Why PostgreSQL Needs Connection Pooling and SQL Server Doesn’t
If you speak SQL Server as your first language, then you might be aware that connections are thread-based by design. That means each session/connection in SQL Server gets a worker thread. That thread is tied to that session from start to finish of execution.
If there are no available threads, new connections wait in queue until threads become available. This is called a thread-based model.
Postgres is different, it uses a process-based model. Every single connection spawns a separate backend OS process and each of it consumes RAM (>5MB per connection).
If there are 500 concurrent connections, then that means 500 separate backend processes consuming 2.5-5GB of memory just for connection overhead, before actually doing any work.
For each connection in the background, it has to
Fork a new OS process
Initialize memory
Tear down the process
This takes time and consumes CPU cycles, which is not sustainable with load.
This is where connection pooling becomes useful in Postgres.
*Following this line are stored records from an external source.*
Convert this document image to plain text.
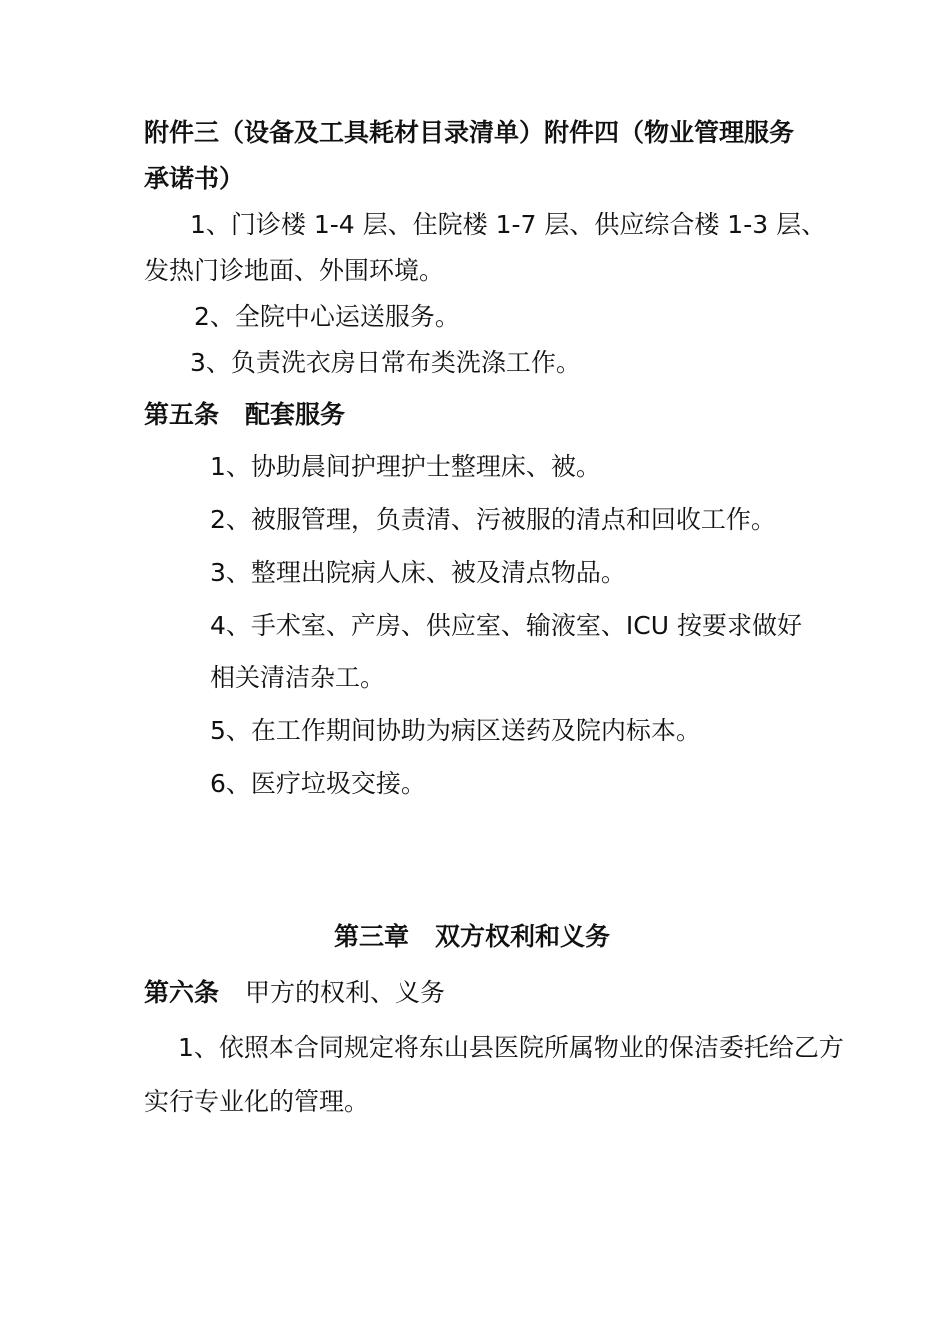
附件三（设备及工具耗材目录清单）附件四（物业管理服务
承诺书）
1、门诊楼 1-4 层、住院楼 1-7 层、供应综合楼 1-3 层、
发热门诊地面、外围环境。
2、全院中心运送服务。
3、负责洗衣房日常布类洗涤工作。
第五条 配套服务
1、协助晨间护理护士整理床、被。
2、被服管理，负责清、污被服的清点和回收工作。
3、整理出院病人床、被及清点物品。
4、手术室、产房、供应室、输液室、ICU 按要求做好
相关清洁杂工。
5、在工作期间协助为病区送药及院内标本。
6、医疗垃圾交接。
第三章 双方权利和义务
第六条 甲方的权利、义务
1、依照本合同规定将东山县医院所属物业的保洁委托给乙方
实行专业化的管理。
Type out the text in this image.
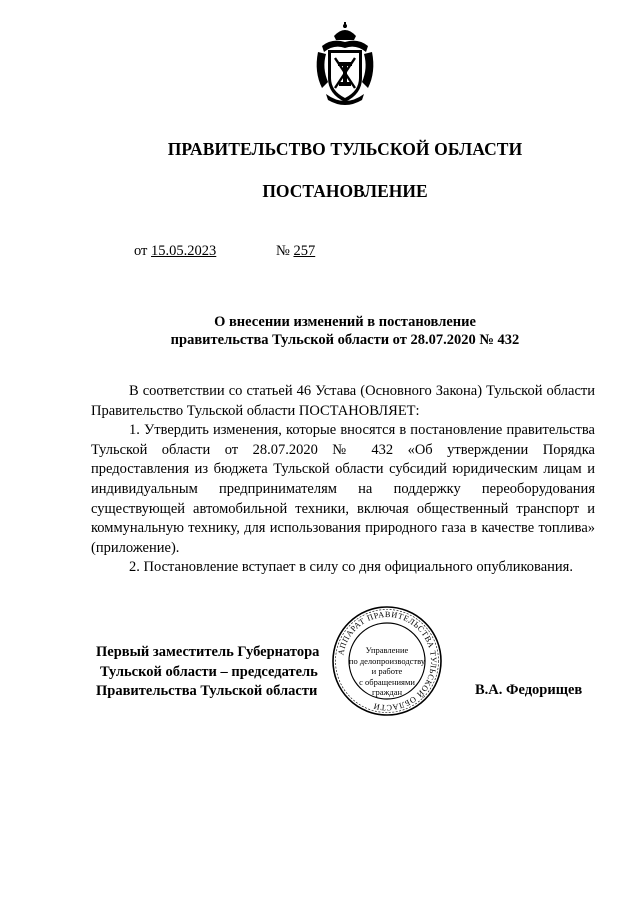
ПРАВИТЕЛЬСТВО ТУЛЬСКОЙ ОБЛАСТИ
ПОСТАНОВЛЕНИЕ
от 15.05.2023	№ 257
О внесении изменений в постановление
правительства Тульской области от 28.07.2020 № 432

В соответствии со статьей 46 Устава (Основного Закона) Тульской области Правительство Тульской области ПОСТАНОВЛЯЕТ:

1. Утвердить изменения, которые вносятся в постановление правительства Тульской области от 28.07.2020 № 432 «Об утверждении Порядка предоставления из бюджета Тульской области субсидий юридическим лицам и индивидуальным предпринимателям на поддержку переоборудования существующей автомобильной техники, включая общественный транспорт и коммунальную технику, для использования природного газа в качестве топлива» (приложение).

2. Постановление вступает в силу со дня официального опубликования.

АППАРАТ ПРАВИТЕЛЬСТВА ТУЛЬСКОЙ ОБЛАСТИ
Управление
по делопроизводству
и работе
с обращениями
граждан
Первый заместитель Губернатора
Тульской области – председатель
Правительства Тульской области	В.А. Федорищев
When apps don’t use connection pooling with Postgres, the CPU spends all its cycles on “context switching” between processes.
Connection Pooler:
Connection pooling manager limits the number of spawned backends. This is NOT a built-in functionality of Postgres unlike SQL Server.
A popular connection pooling tool is pgBouncer.
It maintains a fixed pool of backend processes already running and reuses them for incoming connections. Instead of:
Fork → Initialize → Use → Tear down (repeat)
With connection pooling:
Fork once → Reuse across hundreds of connections
This means 500 application connections can share just 20-30 backend processes in PostgreSQL, making it closer to how SQL Server handles connections natively.
That being said, AWS RDS Proxy or Azure's built-in poolers remove the need of explicitly adding the connection pooler for cloud managed databases.
Where should the pooler live
Well, there are 3 places we can have a pooler.
App pooling or client side pooling:
The app maintains a pool of connections and reuses them across requests. Every app server has its own pool. It is fast and lightweight as there is no hop in between the app and server. App pooling is the default for most application frameworks, especially in .NET where SQL Server connection pooling is enabled by default via the connection string.
Server side pooling:
A good example here is pgBouncer which sits between the app and database server. All app servers share a single pool.
Cloud pooling:
Cloud manages the pool for you(acts like server side poolers). This is the default in cloud managed database services. Examples are AWS RDS Proxy, Azure SQL Managed Instance connection pooling.
Choose the right mode
Based on how long a connection is held, there are three types of connection pooling you can setup:
Session pooling: Backend connection is held for the entire duration of the session.
Transaction pooling: (most common) Backend connection is held only for the duration of a single transaction and then it is returned to the pool. This is the most common mode as it widely reduces the number of backend connections needed.
Statement pooling: Backend connection is held only for the duration of a single statement which is not recommended to use.
Demo
Alright, I asked Claude Code to come up with demos to show the connection reuse difference with pgBouncer and without it. See the screenshot below.
Direct means without the pooler - 20 client connections spawned 20 backend processes.
With the pooler - the same 20 client connections needed only 4 backend processes, which is a 5x reduction in backend overhead.
This screenshot shows connection reuse when pooling is enabled.
This means - lower memory usage, fewer context switches and low latency.
Summary
SQL Server uses a thread-based connection model, while PostgreSQL uses a process-based model where each connection spawns a separate OS process and consumes significant memory.
High numbers of short-lived or concurrent PostgreSQL connections cause CPU and memory overhead due to frequent process creation and teardown.
Connection pooling mitigates this by reusing a small number of backend processes across many client connections. PostgreSQL relies on connection pooling managers like pgBouncer for this.
Poolers can live at the application level, server side, or be cloud-managed(e.g., AWS RDS Proxy, Azure-managed poolers).
Pooling modes include session, transaction (most common and efficient), and statement mode.
Thanks for reading,
Haripriya.




Thanks, Haripriya! Great article as always. We implemented RDS Proxy for AWS Aurora and saw good results (AWS suggested pgBouncer if RDS Proxy didn't work well).
In addition to the RDS Proxy database pooling, we have app connection pooling (app is in EC2s)...is that bad or good and any feedback on that?
Thanks!
Layered pooling is good and also aws recommends it. Just watch out for pooling size per ec2 instance. You have to do the math to make sure you’re not going beyond the max connections limits for rds proxy. Hope that helps, thanks!